Computing the n-th power of a matrix, where n is a symbolic variable, is possible.
Using that, you could solve your problem as follows.
sage: J = matrix([[1, 0, 0], [0, -1/2-1/2*I, 0], [0, 0, -1/2 + 1/2*I]])
sage: n = SR.var('n')
sage: J^n
[ 1 0 0]
[ 0 (-1/2*I - 1/2)^n 0]
[ 0 0 (1/2*I - 1/2)^n]
sage: J.parent()([lim(x, n=infinity) for x in (J^n).list()])
[1 0 0]
[0 0 0]
[0 0 0]
Edit: this is simpler and more readable:
sage: J = matrix([[1, 0, 0], [0, -1/2-1/2*I, 0], [0, 0, -1/2 + 1/2*I]])
sage: n = SR.var('n')
sage: (J^n).apply_map(lambda x: lim(x, n=oo))
[1 0 0]
[0 0 0]
[0 0 0]
You could then define a function and apply it to any matrix.

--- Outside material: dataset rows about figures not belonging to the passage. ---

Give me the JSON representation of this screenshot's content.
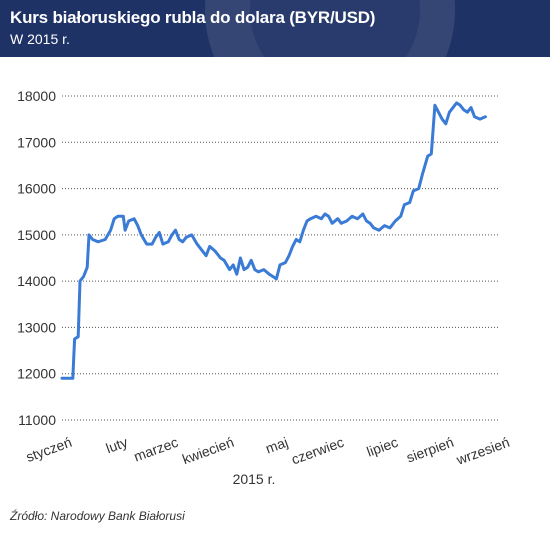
{
  "header": {
    "title": "Kurs białoruskiego rubla do dolara (BYR/USD)",
    "subtitle": "W 2015 r."
  },
  "source": "Źródło: Narodowy Bank Białorusi",
  "colors": {
    "header_bg": "#1f3266",
    "line": "#3a7bd5",
    "grid": "#555555",
    "text": "#333333"
  },
  "chart_data": {
    "type": "line",
    "title": "Kurs białoruskiego rubla do dolara (BYR/USD)",
    "subtitle": "W 2015 r.",
    "xlabel": "2015 r.",
    "ylabel": "",
    "ylim": [
      11000,
      18000
    ],
    "yticks": [
      11000,
      12000,
      13000,
      14000,
      15000,
      16000,
      17000,
      18000
    ],
    "xlim": [
      0,
      242
    ],
    "months": [
      "styczeń",
      "luty",
      "marzec",
      "kwiecień",
      "maj",
      "czerwiec",
      "lipiec",
      "sierpień",
      "wrzesień"
    ],
    "month_positions": [
      0,
      31,
      59,
      90,
      120,
      151,
      181,
      212,
      243
    ],
    "grid": "horizontal-dotted",
    "legend": "none",
    "series": [
      {
        "values": [
          [
            0,
            11900
          ],
          [
            6,
            11900
          ],
          [
            7,
            12750
          ],
          [
            9,
            12800
          ],
          [
            10,
            14000
          ],
          [
            12,
            14100
          ],
          [
            14,
            14300
          ],
          [
            15,
            15000
          ],
          [
            17,
            14900
          ],
          [
            20,
            14850
          ],
          [
            24,
            14900
          ],
          [
            27,
            15100
          ],
          [
            29,
            15350
          ],
          [
            31,
            15400
          ],
          [
            34,
            15400
          ],
          [
            35,
            15100
          ],
          [
            37,
            15300
          ],
          [
            40,
            15350
          ],
          [
            42,
            15200
          ],
          [
            44,
            15000
          ],
          [
            47,
            14800
          ],
          [
            50,
            14800
          ],
          [
            52,
            14950
          ],
          [
            54,
            15050
          ],
          [
            56,
            14800
          ],
          [
            59,
            14850
          ],
          [
            61,
            15000
          ],
          [
            63,
            15100
          ],
          [
            65,
            14900
          ],
          [
            67,
            14850
          ],
          [
            69,
            14950
          ],
          [
            72,
            15000
          ],
          [
            75,
            14800
          ],
          [
            78,
            14650
          ],
          [
            80,
            14550
          ],
          [
            82,
            14750
          ],
          [
            85,
            14650
          ],
          [
            88,
            14500
          ],
          [
            90,
            14450
          ],
          [
            93,
            14250
          ],
          [
            95,
            14350
          ],
          [
            97,
            14150
          ],
          [
            99,
            14500
          ],
          [
            101,
            14250
          ],
          [
            103,
            14300
          ],
          [
            105,
            14450
          ],
          [
            107,
            14250
          ],
          [
            109,
            14200
          ],
          [
            112,
            14250
          ],
          [
            115,
            14150
          ],
          [
            117,
            14100
          ],
          [
            119,
            14050
          ],
          [
            121,
            14350
          ],
          [
            124,
            14400
          ],
          [
            126,
            14550
          ],
          [
            128,
            14750
          ],
          [
            130,
            14900
          ],
          [
            132,
            14850
          ],
          [
            134,
            15100
          ],
          [
            136,
            15300
          ],
          [
            138,
            15350
          ],
          [
            141,
            15400
          ],
          [
            144,
            15350
          ],
          [
            146,
            15450
          ],
          [
            148,
            15400
          ],
          [
            150,
            15250
          ],
          [
            153,
            15350
          ],
          [
            155,
            15250
          ],
          [
            158,
            15300
          ],
          [
            161,
            15400
          ],
          [
            164,
            15350
          ],
          [
            167,
            15450
          ],
          [
            169,
            15300
          ],
          [
            171,
            15250
          ],
          [
            173,
            15150
          ],
          [
            176,
            15100
          ],
          [
            179,
            15200
          ],
          [
            182,
            15150
          ],
          [
            185,
            15300
          ],
          [
            188,
            15400
          ],
          [
            190,
            15650
          ],
          [
            193,
            15700
          ],
          [
            195,
            15950
          ],
          [
            198,
            16000
          ],
          [
            200,
            16300
          ],
          [
            203,
            16700
          ],
          [
            205,
            16750
          ],
          [
            207,
            17800
          ],
          [
            209,
            17650
          ],
          [
            211,
            17500
          ],
          [
            213,
            17400
          ],
          [
            215,
            17650
          ],
          [
            217,
            17750
          ],
          [
            219,
            17850
          ],
          [
            221,
            17800
          ],
          [
            223,
            17700
          ],
          [
            225,
            17650
          ],
          [
            227,
            17750
          ],
          [
            229,
            17550
          ],
          [
            232,
            17500
          ],
          [
            235,
            17550
          ]
        ]
      }
    ]
  }
}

sage: def limit_of_power(m):
....: n = SR.var('n')
....: return (m^n).apply_map(lambda x: limit(x, n=oo))
....:
sage: limit_of_power(J)
[1 0 0]
[0 0 0]
[0 0 0]
Is this homework ?
Yes, in the past it was! Now I'm using it as an exercise to learn a bit of Sage
Thank you so much for your answers!
I've edited the question to focus on the limit of the diagonal matrix. In Mathematica there is a way to do this directly, but finally I've found a workaround in Sage:
Maybe it's not the most efficient way to do this, but this works with diagonal matrices... The difference is that one needs to execute component by component, also for a more general case (non diagonal matrices).